El inspector miraba la punta del dedo de Raúl, que señalaba al glúcido. El glúcido se pasó la mano por el pelo. Sacando un silbato, el inspector sopló dos veces. Entraron tres jóvenes con unifor me de la policía de la capital, marcadamente incongruente en esa latitud y en ese bar.

– Les agradeceré que me dejen terminar lo que he venido a comunicarles -dijo el inspector, mientras los policías se situaban, detrás de los pasajeros-. Es muy lamentable que la epidemia estallara una vez que el barco había salido de la rada de Buenos Aires. Nos consta que la oficialidad del MalcQlm tomó todas las medidas necesarias para proteger la salud de ustedes, forzándolos incluso a una disciplina un tanto molesta, pero que se imponía necesariamente.

– Exacto -dijo don Galo-. Todo eso, perfecto. Lo dije desde el primer momento. Ahora permítame usted, estimado señor…

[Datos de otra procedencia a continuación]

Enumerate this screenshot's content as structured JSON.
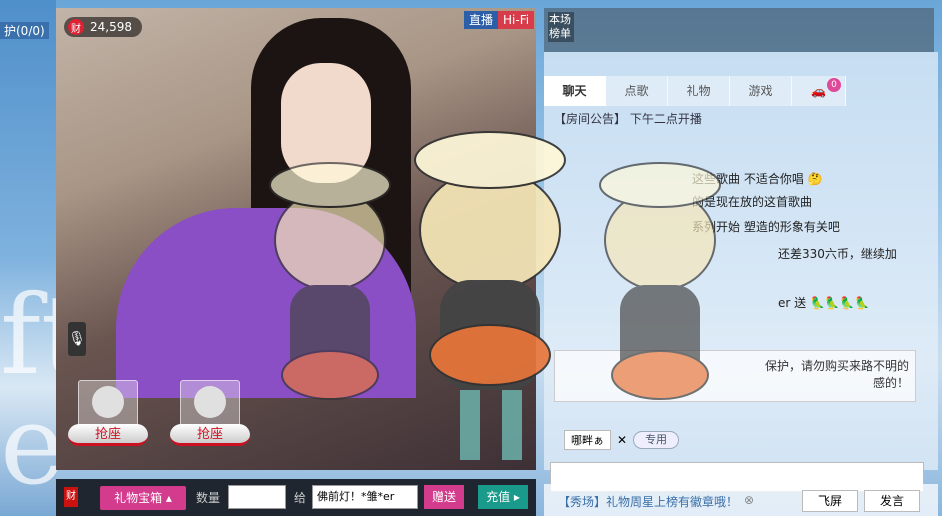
{
  "left_strip": {
    "label": "护(0/0)",
    "bg_text": "ft\ne"
  },
  "wealth": {
    "icon_text": "财",
    "value": "24,598"
  },
  "broadcast": {
    "mode": "直播",
    "quality": "Hi-Fi"
  },
  "ranking": {
    "label": "本场榜单"
  },
  "tabs": [
    {
      "label": "聊天",
      "active": true
    },
    {
      "label": "点歌"
    },
    {
      "label": "礼物"
    },
    {
      "label": "游戏"
    }
  ],
  "car_badge": "0",
  "chat": {
    "announcement": "【房间公告】 下午二点开播",
    "messages": [
      "这些歌曲 不适合你唱 🤔",
      "的是现在放的这首歌曲",
      "系列开始 塑造的形象有关吧",
      "还差330六币，继续加",
      "er 送 🦜🦜🦜🦜"
    ],
    "notice_text": "保护，请勿购买来路不明的\n感的！",
    "target": "哪畔ぁ",
    "private_label": "专用"
  },
  "seats": [
    {
      "label": "抢座"
    },
    {
      "label": "抢座"
    }
  ],
  "toolbar": {
    "wealth_icon": "财",
    "giftbox": "礼物宝箱 ▴",
    "qty_label": "数量",
    "give_label": "给",
    "recipient": "佛前灯！*雏*er",
    "send": "赠送",
    "recharge": "充值 ▸"
  },
  "bottom": {
    "notice": "【秀场】礼物周星上榜有徽章哦！",
    "close": "⊗",
    "flyscreen": "飞屏",
    "send": "发言"
  }
}
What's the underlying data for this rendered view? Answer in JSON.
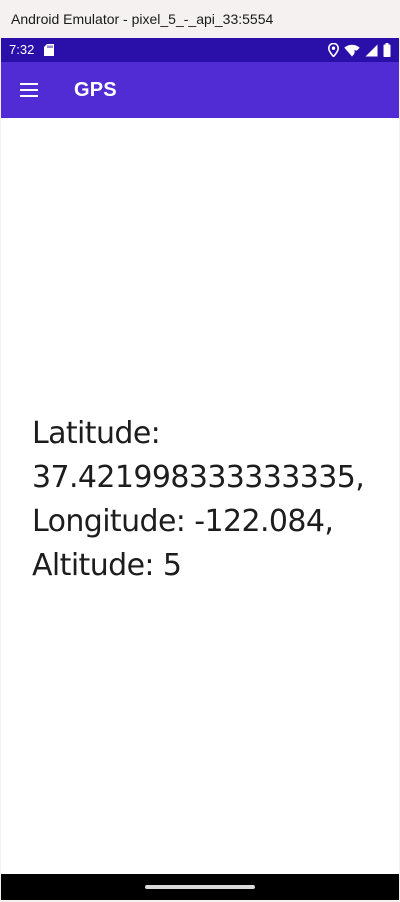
{
  "window": {
    "title": "Android Emulator - pixel_5_-_api_33:5554"
  },
  "status_bar": {
    "time": "7:32",
    "icons": [
      "sd-card-icon",
      "location-icon",
      "wifi-icon",
      "signal-icon",
      "battery-icon"
    ],
    "background": "#2a0fa8"
  },
  "app_bar": {
    "menu_icon": "hamburger-menu-icon",
    "title": "GPS",
    "background": "#512bd4"
  },
  "main": {
    "latitude_line": "Latitude:",
    "latitude_value_line": "37.421998333333335,",
    "longitude_line": "Longitude: -122.084,",
    "altitude_line": "Altitude: 5"
  }
}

– Permítame usted -dijo el inspector-. A pesar de esas precauciones, hubo dos alarmas, la segunda de las cuales obligó al capitán a telegrafiar a Buenos Aires. El primer caso no pasó por fortuna de una falsa alarma, y el médico de a bordo ya ha dado de alta al enfermito; pero el segundo, provocado por la imprudencia de la víctima, que franqueó indebidamente las barreras sanitarias y llegó hasta la zona contaminada, ha sido fatal. El señor… -consultó una libreta, mientras crecían los murmullos-. El señor Medrano, eso es. Muy lamentable, ciertamente. Permítanme, señores. ¡Silencio! Permítanme. En estas circunstancias, y luego de conferenciar con el capitán y el médico, se ha lfegado a la conclusión de que la presencia de ustedes a bordo del Malcolm resulta peligrosa para la salud de todos. La epidemia, aunque en curso de desaparición, podría tener un nuevo brote de este lado, máxime cuando el caso fatal ha llegado a su desenlace en una de las cabinas de proa. Por todo ello, señoras y señores, les ruego se preparen a embarcarse en los aviones dentro de un cuarto de hora. Muchas gracias.

– ¿Y por qué embarcarse en los aviones? -gritó don Galo, empujando su silla para acercarse al inspector-. ¿Pero entonces es cierto lo de la epidemia?

– Mi querido don Galo, claro que es cierto -dijo el doctor Restelli, adelantándose vivamente-. Me sorprende usted, querido amigo. Nadie ha dudado un solo momento de que la oficialidad luchaba contra un brote del tifus 224, usted lo sabe muy bien. Señor inspector, no se trata en realidad de eso, pues todos estamos de acuerdo, sino de la oportunidad de la medida, digamos un tanto drástica, que proyecta usted tomar. Lejos de mí pretender hacer valer el derecho que como agraciado me corresponde, pero al mismo tiempo lo insto a que reflexione sobre la posible precipitación de un acto que…

– Vea, Restelli, déjese de macanas -dijo López, zafándose del brazo de Paula y de sus pellizcos conminatorios-. Usted y todos los demás saben perfectamente que a Medrano lo han matado a tiros los del barco. Qué tifus ni qué carajo, che. Y usted escúcheme un momento. Maldito lo que me importa volver a Buenos Aires después de las que hemos pasado aquí, pero no pienso permitir que se mienta en esa forma.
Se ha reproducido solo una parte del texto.